Однако «поддержки» во второй половине рассказа этот бред не получает, хотя, вероятно, мог бы быть отражен в «заговариваниях» и в «забывчивости» доброго «патриотичного» старичка Ульянова в финале рассказа.

Между тем бред раненого Пушкина имеет и свой не игровой, но сущностный смысл: по воле автора, поэт осознает бессмысленность и бесцельность своей жизни, «с отвращением читает полную обмана жизнь свою»16. Все больше приходя в себя после болезни, он «понял вдруг, что <... > в аду»17. А несколькими страницами позже уже сильно состарившийся Пушкин у Толстой скажет: «Жизнь прошла». И в стилистике еще не написанного к этому времени Бенедикта из «Кыси» добавит: «Все понять тебя хочу, смысла я в тебе ищу. Нашел ли? Нет. И теперь уже вряд ли... »18. Тем самым Толстая как бы признает «закономерность» и «своевременность» смерти поэта: не торопит ее, не присоединяется к сторонникам теории поиска смерти Пушкиным в последние месяцы, но всерьез осознает неизменность ее, невозможность перепрограммирования результатов дуэли.

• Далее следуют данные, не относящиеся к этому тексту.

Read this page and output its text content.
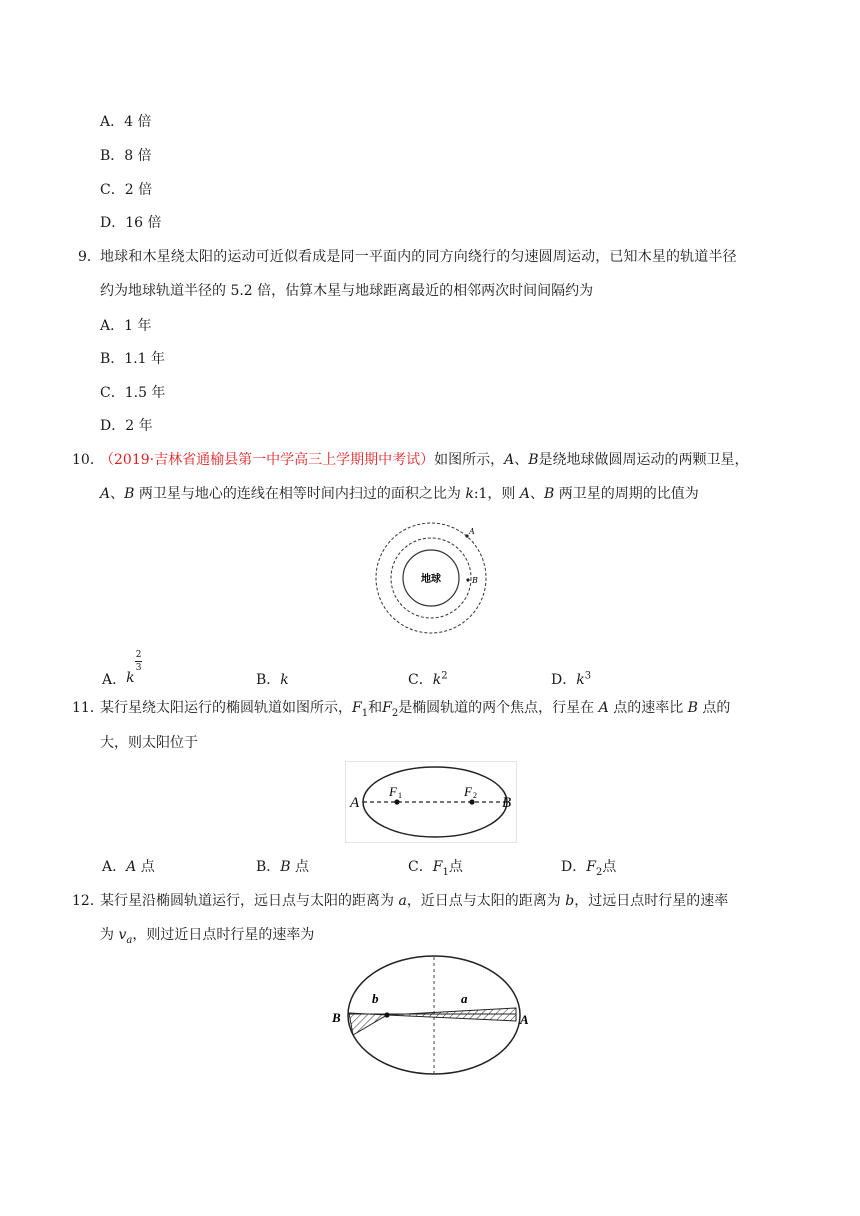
A．4 倍
B．8 倍
C．2 倍
D．16 倍
9． 地球和木星绕太阳的运动可近似看成是同一平面内的同方向绕行的匀速圆周运动，已知木星的轨道半径
约为地球轨道半径的 5.2 倍，估算木星与地球距离最近的相邻两次时间间隔约为
A．1 年
B．1.1 年
C．1.5 年
D．2 年
10．
（2019·吉林省通榆县第一中学高三上学期期中考试）如图所示，A、B是绕地球做圆周运动的两颗卫星，
A、B 两卫星与地心的连线在相等时间内扫过的面积之比为 k:1，则 A、B 两卫星的周期的比值为
地球
A
B
A． k
2
3
B．k	C．$k^2$	D．$k^3$
11．
某行星绕太阳运行的椭圆轨道如图所示，$F_1$和$F_2$是椭圆轨道的两个焦点，行星在 A 点的速率比 B 点的
大，则太阳位于
A	B
F 1	F 2
A．A 点	B．B 点	C．$F_1$点	D．$F_2$点
12．
某行星沿椭圆轨道运行，远日点与太阳的距离为 a，近日点与太阳的距离为 b，过远日点时行星的速率
为 $v_a$，则过近日点时行星的速率为
B	A
b	a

Но это внутри текста Толстой, а на поверхности — игра. И в этой игре действующим лицом оказывается «старый, уже старчески неопрятный, со слезящимися глазами, с трясущейся головой, маленький и кривоногий, белый как вата, но все еще густоволосый и курчавый, припадающий на клюку» Пушкин19. Тот стареющий и малопривлекательный Пушкин, который чем-то напоминает пушкинского старика из «Золотой рыбки». Это к нему обращается Наталья Николаевна: «Куда собрался, дурачина! <... > Сидел бы дома»20. В рассказе «Сюжет» Пушкин пережил возвращение декабристов из Сибири, стал свидетелем отмены крепостного права, прочел ранние нравоучительные рассказы Толстого и даже написал ему письмо (тот «на письмо не ответил»: «Щенок!»21).

Давно уже написаны «Выстрел», «Метель», «Гробовщик»: «Кто это помнит теперь, кто

22

читает старика?..» .

И этот старик, оказавшийся в маленьком провинциальном городке на Волге в надежде дописать «Историю Пугачева», увидеть подлинные документы («дневники», «письмо») разбойника, которые обещал ему показать «один любитель старины»23, здесь, в Симбирске, сталкивается со «скверным мальчишкой», другим «разбойником»24, и в ответ на смертельный, брошенный ему в голову «снежок-ледышку» бьет его «наотмашь»,

«25 « «

«лупит клюкой» — «по маленькой рыжеватой головке <. . . > по нагловатым глазенкам, по оттопыренным ушам — по чему попало»26, бьет до тех пор, пока сам не падает замертво, «и тенистые аллеи смыкаются над его черным лицом и белой головой»27.

В рассказе Толстой наступает «момент истины»: по версии современной писательницы, роль Пушкина в российской истории могла бы быть совершенно иной, чем та, что досталась ему.

История России с выжившим после дуэли Пушкиным могла бы быть иной. Без революции. Без «кухарок, которые будут управлять государством». Без «скотов пролетарских»28. Ибо битье пушкинское оказалось Володе Ульянову «вроде бы <... > и на пользу»29: «И точно: еще больше приналег на ученье, баловства со всякими там идеями не допускал ни на минуточку, да и других одергивал, а если замечал в товарищах наималейшие шатания и нетвердость в верности царю и Отечеству, то сам, надев фуражечку <... > отправлялся и докладывал, куда следует»30. Ульянов теперь «квартиру завел хорошую», «обставил мебелью модною»31, «купил дачу в Финляндии»32, стал «господином приличным» — «золотые очки, бобровый воротник»33. И «вообще <. .. > простых людей очень не любил», говорил: «фу <... > проветривай после них <... > Расстрелять их мало... »34. К 1918 г. последовательно и старательно дослужился до

35

поста министра внутренних дел .

Во второй части рассказа Толстая переписывает другой миф, теперь уже не миф «Пушкин», а миф «Ленин». Переписывает тщательно: теперь история России — без бурь и потрясений. Доживает свои дни в мире и спокойствии император Николай II

(«Его Величество Николай Александрович почили в Бозе»36), его сменяет молодой цесаревич, наследник. Умирает по старости (не от отравленной пули, а «хватил удар»37) «добрый» и «честный», заговаривающийся и беспамятный «патриотичный» старик-либерал Ульянов. И эта «другая история» становится отзвуком, отражением, следствием смоделированного Толстой результата той счастливой для Пушкина дуэли, которая состоялась между ним и Дантесом.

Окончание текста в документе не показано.